“All the Rivers in the World” by Vaughn Bell
PHOTO BY NATALIE PEYTON

The new painted aluminum art fixture, “All the Rivers in the World,” — positioned along the UW Tacoma portion of the historic Prairie Line Trail — resembles a river, and reflects the deeply rooted heritage of the land on which UWT sits. 

Once the site of the Puyallup tribe, modern Tacoma sits on land where the original population was made up by a majority of immigrants. According to the podcast “Move to Tacoma” in an episode featuring Margeurite Giguere, this area once housed the largest population of Japanese immigrants per capita. Shortly after the bombing of Pearl Harbor and the induction of internment camps, these people were ushered out of the city along Pacific Avenue. 

The art fixture is a partnership between the Washington State Arts Commission and UWT, designed by Vaughn Bell. In a statement about the artwork released from the artist, the rich history of this area is explained. 

“The Puyallup River, our local river, is the original line and continues as life-line. Its name is also the name of the original people of the place,” explained Bell. “‘All the Rivers in the World, Tacoma’ is a public art project that reflects on the Puyallup river as life line and connector. It also emerges from the current life of Tacoma and the university: as a cosmopolitan place, home to many immigrants, people from all over the world. This idea has a precedent even before the site was a university.” 

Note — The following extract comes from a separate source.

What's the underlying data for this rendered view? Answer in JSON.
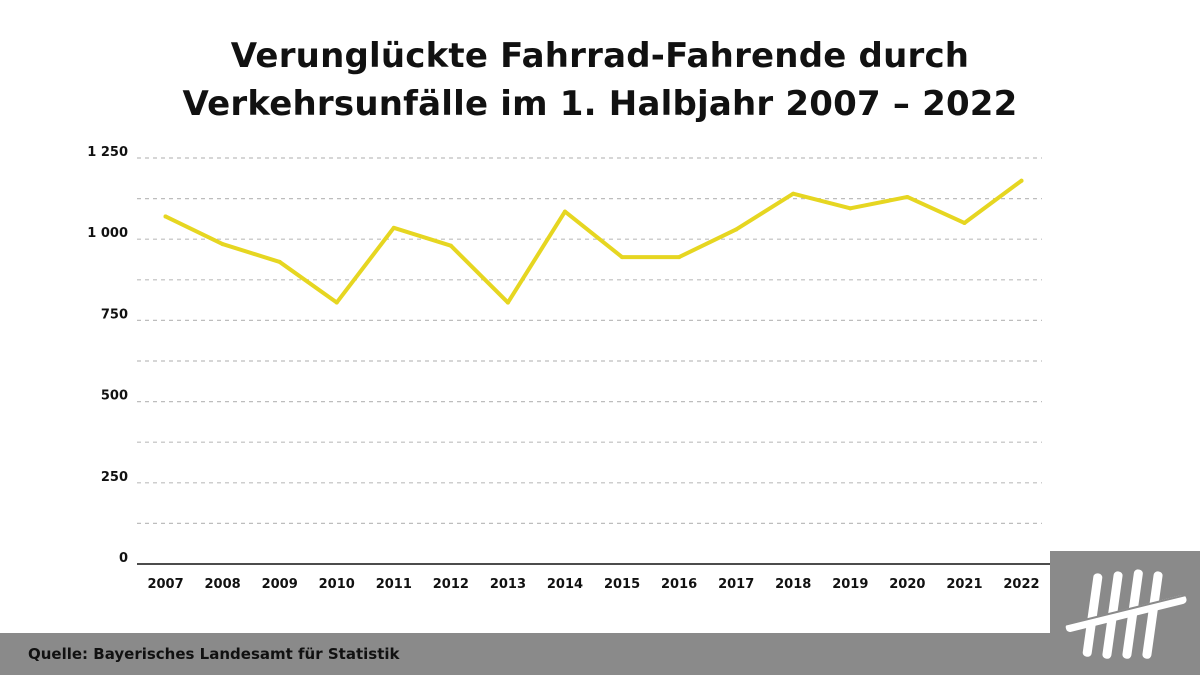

The artist putting the finishing touches on the mural.
COURTESY OF THE NEWS TRIBUNE

The location on which the artwork was installed reveals even more significance when the history is considered. PrairieLineTrail.org provides a virtual walking tour of the trail, as well as a description of the trail’s history. 

“Signed into being by Abraham Lincoln, built with the toil of immigrants, on land stolen from the S’puyal?pabš (Puyallup Tribe), the Prairie Line has stories to tell,” the website reads. “This stretch of track is the western end of the Northern Pacific Railroad. It’s also where ideas, cultures, people, and technologies collided to make the Tacoma of today.”

“In short, it’s Tacoma’s history in 5,280 feet,” the website says. 

On the artwork, the names of the rivers are all derived from community submissions. They are arranged roughly in geographic order, with the rivers closest to Tacoma being nearest to the mouth of the river, the UWT news site reveals. 

Made up of 33 separate aluminum panels, the installation stretches 250 feet along the trail. This artwork is a quiet reminder of the years that led up to UWT being an urban-serving, diverse home to many ambitious students from thousands of unique backgrounds. The culture of UWT much reflects the history that is in the soil beneath it.

A portion of the 250 ft piece made by Seattle artist Vaughn Bell.